Mais cette overdose de glam et de snobisme peut facilement s’agacer. Pour le comédien et l’humoriste François Damiens avec l’affiche de «Suzanne» et «Tip top», interview dans Libération: «Cannes, c’est pareil qu’une mousse au chocolat: il faut faire attention à pas trop en prendre».
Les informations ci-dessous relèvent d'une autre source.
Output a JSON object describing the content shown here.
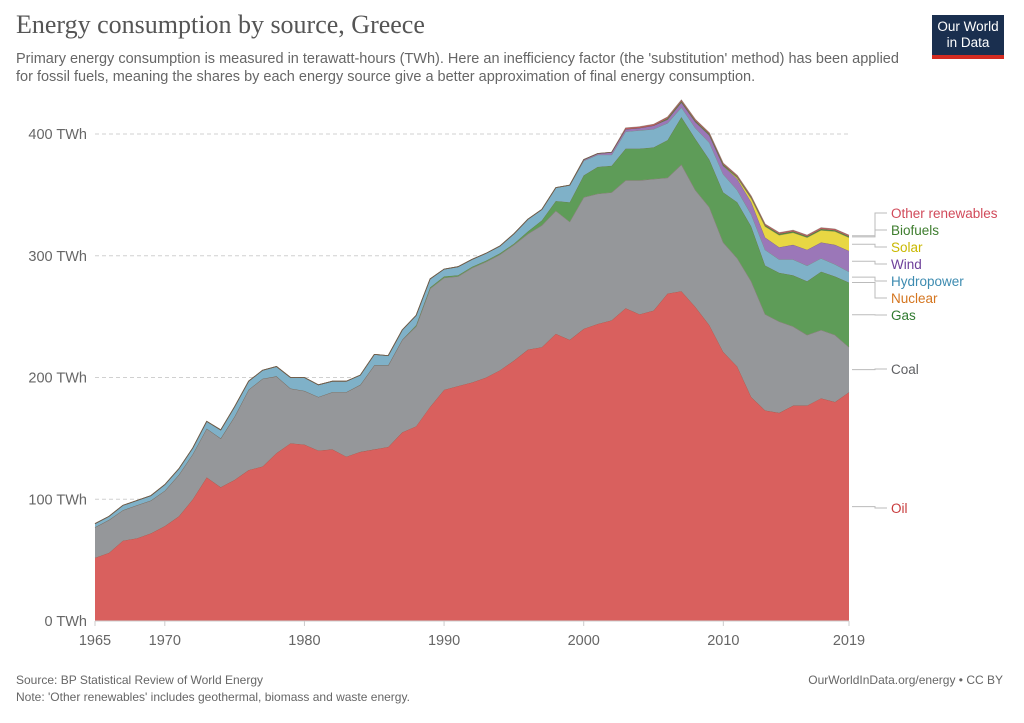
{
  "header": {
    "title": "Energy consumption by source, Greece",
    "subtitle": "Primary energy consumption is measured in terawatt-hours (TWh). Here an inefficiency factor (the 'substitution' method) has been applied for fossil fuels, meaning the shares by each energy source give a better approximation of final energy consumption.",
    "logo_line1": "Our World",
    "logo_line2": "in Data"
  },
  "footer": {
    "source": "Source: BP Statistical Review of World Energy",
    "note": "Note: 'Other renewables' includes geothermal, biomass and waste energy.",
    "link": "OurWorldInData.org/energy • CC BY"
  },
  "colors": {
    "logo_bg": "#1a2f4f",
    "logo_bar": "#d42b21"
  },
  "chart_data": {
    "type": "area",
    "stacked": true,
    "title": "Energy consumption by source, Greece",
    "xlabel": "",
    "ylabel": "",
    "xlim": [
      1965,
      2019
    ],
    "ylim": [
      0,
      430
    ],
    "grid": true,
    "legend_position": "right",
    "y_ticks": [
      {
        "value": 0,
        "label": "0 TWh"
      },
      {
        "value": 100,
        "label": "100 TWh"
      },
      {
        "value": 200,
        "label": "200 TWh"
      },
      {
        "value": 300,
        "label": "300 TWh"
      },
      {
        "value": 400,
        "label": "400 TWh"
      }
    ],
    "x_ticks": [
      {
        "value": 1965,
        "label": "1965"
      },
      {
        "value": 1970,
        "label": "1970"
      },
      {
        "value": 1980,
        "label": "1980"
      },
      {
        "value": 1990,
        "label": "1990"
      },
      {
        "value": 2000,
        "label": "2000"
      },
      {
        "value": 2010,
        "label": "2010"
      },
      {
        "value": 2019,
        "label": "2019"
      }
    ],
    "x": [
      1965,
      1966,
      1967,
      1968,
      1969,
      1970,
      1971,
      1972,
      1973,
      1974,
      1975,
      1976,
      1977,
      1978,
      1979,
      1980,
      1981,
      1982,
      1983,
      1984,
      1985,
      1986,
      1987,
      1988,
      1989,
      1990,
      1991,
      1992,
      1993,
      1994,
      1995,
      1996,
      1997,
      1998,
      1999,
      2000,
      2001,
      2002,
      2003,
      2004,
      2005,
      2006,
      2007,
      2008,
      2009,
      2010,
      2011,
      2012,
      2013,
      2014,
      2015,
      2016,
      2017,
      2018,
      2019
    ],
    "series": [
      {
        "name": "Oil",
        "color": "#d9605e",
        "label_color": "#c83b3c",
        "values": [
          52,
          56,
          66,
          68,
          72,
          78,
          86,
          100,
          118,
          110,
          116,
          124,
          127,
          138,
          146,
          145,
          140,
          141,
          135,
          139,
          141,
          143,
          155,
          160,
          176,
          190,
          193,
          196,
          200,
          206,
          214,
          223,
          225,
          236,
          231,
          240,
          244,
          247,
          257,
          252,
          255,
          269,
          271,
          258,
          243,
          221,
          209,
          184,
          173,
          171,
          177,
          177,
          183,
          180,
          188
        ]
      },
      {
        "name": "Coal",
        "color": "#95979a",
        "label_color": "#5f6063",
        "values": [
          25,
          27,
          25,
          27,
          27,
          29,
          34,
          37,
          40,
          40,
          52,
          66,
          72,
          63,
          45,
          44,
          44,
          47,
          53,
          55,
          69,
          67,
          76,
          82,
          97,
          92,
          90,
          94,
          95,
          95,
          95,
          95,
          100,
          101,
          97,
          108,
          107,
          105,
          105,
          110,
          108,
          95,
          104,
          96,
          97,
          90,
          89,
          95,
          79,
          75,
          65,
          58,
          56,
          55,
          37
        ]
      },
      {
        "name": "Gas",
        "color": "#5e9c58",
        "label_color": "#2f7a2f",
        "values": [
          0,
          0,
          0,
          0,
          0,
          0,
          0,
          0,
          0,
          0,
          0,
          0,
          0,
          0,
          0,
          0,
          0,
          0,
          0,
          0,
          0,
          0,
          0,
          1,
          1,
          1,
          1,
          1,
          1,
          1,
          1,
          2,
          4,
          8,
          16,
          18,
          22,
          22,
          26,
          26,
          26,
          31,
          39,
          42,
          39,
          41,
          46,
          45,
          40,
          40,
          42,
          44,
          48,
          48,
          53
        ]
      },
      {
        "name": "Nuclear",
        "color": "#e07c29",
        "label_color": "#d4751f",
        "values": [
          0,
          0,
          0,
          0,
          0,
          0,
          0,
          0,
          0,
          0,
          0,
          0,
          0,
          0,
          0,
          0,
          0,
          0,
          0,
          0,
          0,
          0,
          0,
          0,
          0,
          0,
          0,
          0,
          0,
          0,
          0,
          0,
          0,
          0,
          0,
          0,
          0,
          0,
          0,
          0,
          0,
          0,
          0,
          0,
          0,
          0,
          0,
          0,
          0,
          0,
          0,
          0,
          0,
          0,
          0
        ]
      },
      {
        "name": "Hydropower",
        "color": "#7fb1c8",
        "label_color": "#3d8bb0",
        "values": [
          3,
          3,
          4,
          4,
          4,
          5,
          5,
          5,
          6,
          7,
          8,
          7,
          7,
          8,
          9,
          11,
          10,
          9,
          9,
          8,
          9,
          8,
          8,
          8,
          7,
          6,
          7,
          6,
          6,
          6,
          8,
          10,
          9,
          11,
          14,
          12,
          10,
          9,
          14,
          15,
          15,
          14,
          8,
          9,
          14,
          15,
          10,
          10,
          13,
          11,
          13,
          13,
          11,
          10,
          9
        ]
      },
      {
        "name": "Wind",
        "color": "#9b77b8",
        "label_color": "#6d3f9a",
        "values": [
          0,
          0,
          0,
          0,
          0,
          0,
          0,
          0,
          0,
          0,
          0,
          0,
          0,
          0,
          0,
          0,
          0,
          0,
          0,
          0,
          0,
          0,
          0,
          0,
          0,
          0,
          0,
          0,
          0,
          0,
          0,
          0,
          0,
          0,
          0,
          1,
          1,
          2,
          2,
          2,
          3,
          3,
          4,
          5,
          6,
          7,
          9,
          10,
          10,
          10,
          12,
          13,
          13,
          16,
          17
        ]
      },
      {
        "name": "Solar",
        "color": "#e8d743",
        "label_color": "#c9b800",
        "values": [
          0,
          0,
          0,
          0,
          0,
          0,
          0,
          0,
          0,
          0,
          0,
          0,
          0,
          0,
          0,
          0,
          0,
          0,
          0,
          0,
          0,
          0,
          0,
          0,
          0,
          0,
          0,
          0,
          0,
          0,
          0,
          0,
          0,
          0,
          0,
          0,
          0,
          0,
          0,
          0,
          0,
          0,
          0,
          0,
          0,
          0,
          1,
          3,
          9,
          10,
          10,
          10,
          10,
          11,
          11
        ]
      },
      {
        "name": "Biofuels",
        "color": "#4f8a3e",
        "label_color": "#3e7d2e",
        "values": [
          0,
          0,
          0,
          0,
          0,
          0,
          0,
          0,
          0,
          0,
          0,
          0,
          0,
          0,
          0,
          0,
          0,
          0,
          0,
          0,
          0,
          0,
          0,
          0,
          0,
          0,
          0,
          0,
          0,
          0,
          0,
          0,
          0,
          0,
          0,
          0,
          0,
          0,
          0,
          0,
          0,
          1,
          1,
          1,
          1,
          1,
          1,
          1,
          1,
          1,
          1,
          1,
          1,
          1,
          1
        ]
      },
      {
        "name": "Other renewables",
        "color": "#c55a63",
        "label_color": "#d14a5a",
        "values": [
          0,
          0,
          0,
          0,
          0,
          0,
          0,
          0,
          0,
          0,
          0,
          0,
          0,
          0,
          0,
          0,
          0,
          0,
          0,
          0,
          0,
          0,
          0,
          0,
          0,
          0,
          0,
          0,
          0,
          0,
          0,
          0,
          0,
          0,
          0,
          0,
          0,
          0,
          1,
          1,
          1,
          1,
          1,
          1,
          1,
          1,
          1,
          1,
          1,
          1,
          1,
          1,
          1,
          1,
          1
        ]
      }
    ],
    "legend": [
      {
        "label": "Other renewables",
        "color": "#d14a5a"
      },
      {
        "label": "Biofuels",
        "color": "#3e7d2e"
      },
      {
        "label": "Solar",
        "color": "#c9b800"
      },
      {
        "label": "Wind",
        "color": "#6d3f9a"
      },
      {
        "label": "Hydropower",
        "color": "#3d8bb0"
      },
      {
        "label": "Nuclear",
        "color": "#d4751f"
      },
      {
        "label": "Gas",
        "color": "#2f7a2f"
      },
      {
        "label": "Coal",
        "color": "#5f6063"
      },
      {
        "label": "Oil",
        "color": "#c83b3c"
      }
    ]
  }
}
Et sur Rue89, c’est le rédacteur en chef adjoint, Yann Guégan, qui pousse un vrai coup de gueule. «Le festival de Cannes, en fait, on s’en fout! Il s’énerve contre un «élitisme anachronique», contre ces films dont tout le monde parle, mais que personne ne peut voir. Et surtout, il a regretté les traditionnels marronniers de ses confrères: «On the decrira the obsedés of people perchés on escabeaux for apercevoir l’oreille de Brad Pitt, on s’amusera sur les mésaventures de l’apprenti nightanbule tentant de rentrer dans une soirée, sur les saillies que les badges des festivaliers sont de différentes couleurs, selon le statut social de celui qui porte ».

 

 

Et cela n’a pas manqué.

Dans le magazine du Monde, Marc Beaugé explique pourquoi «l’accréditation agit à Cannes comme un marqueur social important que chacun se moque d’un plaisir d’exhiber, trop heureux d’appartenir à une caste de privilégiés».

M Le Monde se demande alors qu’il est assez facile à approuver, alors que nous apprenons que le cinéma espagnol est au bord de la crise de crise et asphyxié par les politiques d’aérités.

Oui, vraiment, jusqu’ici, tout va bien.